The National Green Tribunal was established on October 18, 2010 under the National Green Tribunal Act 2010.
Established for the effective and timely resolution of matters involving environmental protection and forest and other natural resource conservation.
The Tribunal's Principal Place of Sitting will be New Delhi, and the other four places of sitting would be Bhopal, Pune, Kolkata, and Chennai.
The Tribunal is not limited by the procedure set down in the Code of Civil Procedure, 1908, but is instead influenced by natural justice principles.
The NGT is required to issue a final decision on petitions or appeals within six months of their submission.
India became the third country in the world, after Australia and New Zealand, to establish a specialised environmental tribunal, and the first developing country to do so with the founding of the NGT.
Composition:
The act provides for up to 40 members to be sanctioned (20 expert members and 20 judicial members).
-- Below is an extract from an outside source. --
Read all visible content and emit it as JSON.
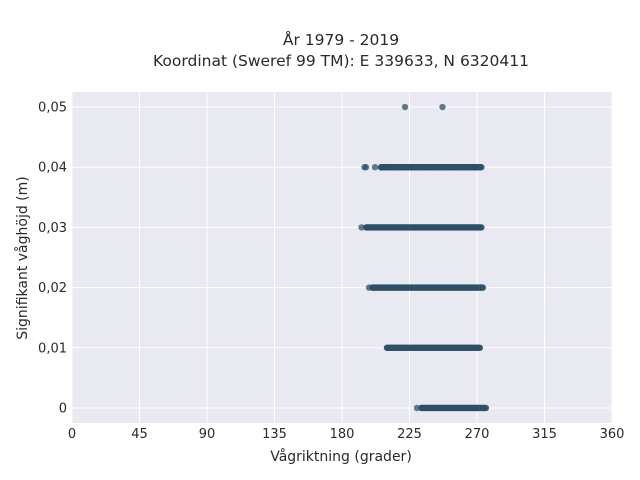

Chairman: Is the tribunal's administrative head, as well as a judicial member, and must be a serving or retired Chief Justice of a High Court or a Supreme Court of India judge.
Appointment:
A screening committee (led by a sitting judge of the Supreme Court of India) analyses applications and conducts interviews to choose members.
Applicants who are serving or retired judges of High Courts are chosen as judicial members.
Expert members are chosen from among applicants who are either serving or retired bureaucrats with a minimum of five years of administrative experience dealing with environmental issues and who are not below the rank of Additional Secretary to the Government of India (not below the rank of Principal Secretary if serving under a state government). Alternatively, the experts must hold a doctorate in a related discipline.